In the Asian trading session on Thursday, silver prices saw a significant correction, dropping nearly 6% to hover around $86.50. This decline followed the metal's peak at $93.51 on Wednesday. The drop came in the wake of US President Donald Trump's announcement that Iran had committed to halt the execution of protesters and had no intentions of conducting large-scale executions, which diminished the safe-haven appeal of silver.
Despite the easing tensions, market sentiment remained cautious as Trump issued warnings of potential military actions against Iran's government led by Supreme Leader Ayatollah Ali Khamenei. However, Iran's pledge to end civilian executions has somewhat reduced the probability of such US military interventions.
Additionally, the Federal Reserve's anticipated decision to maintain current interest rates at its upcoming policy meeting has exerted further downward pressure on silver. This expectation grew stronger following the recent US Consumer Price Index (CPI) data release, which indicated persistent inflationary pressures.
Looking ahead, a critical factor for silver prices will be the announcement of the new Federal Reserve Chair by the White House. President Trump, who has indicated that he will reveal Jerome Powell's successor in January, has hinted that key contenders include White House Economic Adviser Kevin Hassett, former Fed Chair Kevin Warsh, and current Fed Governors Christopher Waller and Michelle Bowman.

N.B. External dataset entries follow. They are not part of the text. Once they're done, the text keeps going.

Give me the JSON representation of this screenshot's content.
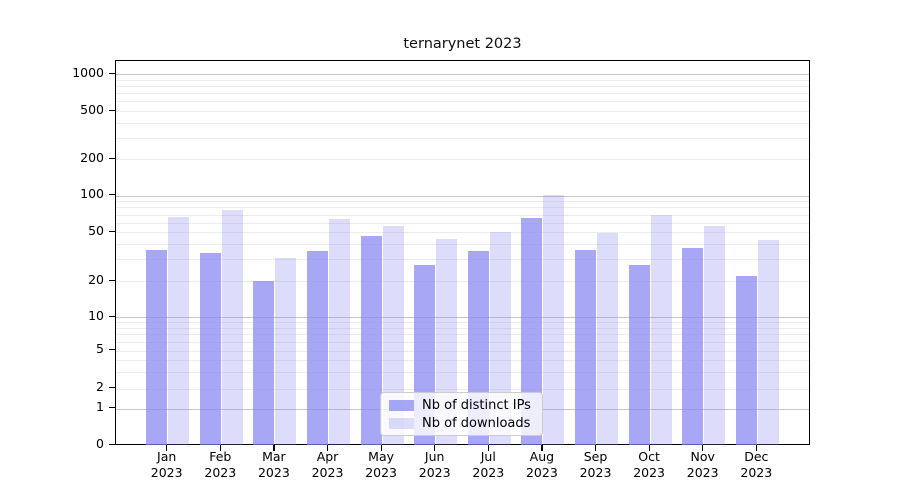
{
  "title": "ternarynet 2023",
  "chart_data": {
    "type": "bar",
    "title": "ternarynet 2023",
    "categories": [
      "Jan 2023",
      "Feb 2023",
      "Mar 2023",
      "Apr 2023",
      "May 2023",
      "Jun 2023",
      "Jul 2023",
      "Aug 2023",
      "Sep 2023",
      "Oct 2023",
      "Nov 2023",
      "Dec 2023"
    ],
    "months": [
      "Jan",
      "Feb",
      "Mar",
      "Apr",
      "May",
      "Jun",
      "Jul",
      "Aug",
      "Sep",
      "Oct",
      "Nov",
      "Dec"
    ],
    "year": "2023",
    "series": [
      {
        "name": "Nb of distinct IPs",
        "color": "rgba(133,133,242,0.72)",
        "values": [
          36,
          34,
          20,
          35,
          47,
          27,
          35,
          66,
          36,
          27,
          37,
          22
        ]
      },
      {
        "name": "Nb of downloads",
        "color": "rgba(133,133,242,0.28)",
        "values": [
          67,
          76,
          31,
          64,
          56,
          44,
          50,
          102,
          49,
          70,
          56,
          43
        ]
      }
    ],
    "yscale": "log",
    "yticks": [
      0,
      1,
      2,
      5,
      10,
      20,
      50,
      100,
      200,
      500,
      1000
    ],
    "ylim": [
      0,
      1280
    ],
    "grid": "horizontal major and minor",
    "legend_position": "lower center"
  },
  "colors": {
    "bar_base": "#8585f2",
    "grid_major": "#c6c6c6",
    "grid_minor": "#ececec",
    "axis": "#000000",
    "legend_border": "#cccccc"
  }
}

From a technical perspective, XAG/USD has retreated sharply to near $88.50 at the time of writing. The 20-day Exponential Moving Average (EMA) is positioned at $77.48, supporting an upward trend as the price remains above this level. The positive slope of the EMA suggests a continued bullish bias, with pullbacks likely limited around this average. The 14-day Relative Strength Index (RSI) stands at 68, indicating strong momentum, though it may cap immediate gains if it stalls.
If the pair remains above the rising 20-EMA, the bullish trend should persist. A close below this level could signal a consolidation phase, potentially leading to a decline towards the January 8 low of $73.85.
Why Invest in Silver? Silver is a sought-after commodity among investors due to its historical role as a store of value and medium of exchange. While it may not be as popular as gold, silver is often used to diversify investment portfolios, capitalize on its intrinsic value, or hedge against inflation. Investors can purchase silver in physical forms such as coins and bars or engage in trading through Exchange Traded Funds (ETFs) that track its market price.
Factors Influencing Silver Prices Silver prices are affected by a variety of factors. Geopolitical tensions and recession fears can boost silver prices due to its safe-haven status, albeit to a lesser extent than gold. As a non-yielding asset, silver tends to appreciate when interest rates decline. Additionally, its price is influenced by the strength of the US dollar, given that silver is priced in USD. A strong dollar usually suppresses silver prices, while a weaker dollar tends to elevate them. Other influences include investment demand, mining output, and recycling rates.
Industrial Demand's Impact on Silver Prices Silver's industrial applications, particularly in electronics and solar energy sectors, play a significant role in its pricing. A rise in industrial demand can drive prices upward, while a fall can have the opposite effect. Economic dynamics in the US, China, and India also contribute to price fluctuations, as these countries have substantial industrial sectors that utilize silver. In India, silver's demand in jewelry further influences its market price.
Correlation with Gold Prices Silver prices often mirror gold's movements due to their similar roles as safe-haven assets. The Gold/Silver ratio, indicating how many ounces of silver are needed to match the value of one ounce of gold, can provide insights into their relative valuations. A high ratio might suggest that silver is undervalued or gold is overvalued, while a low ratio could imply the opposite.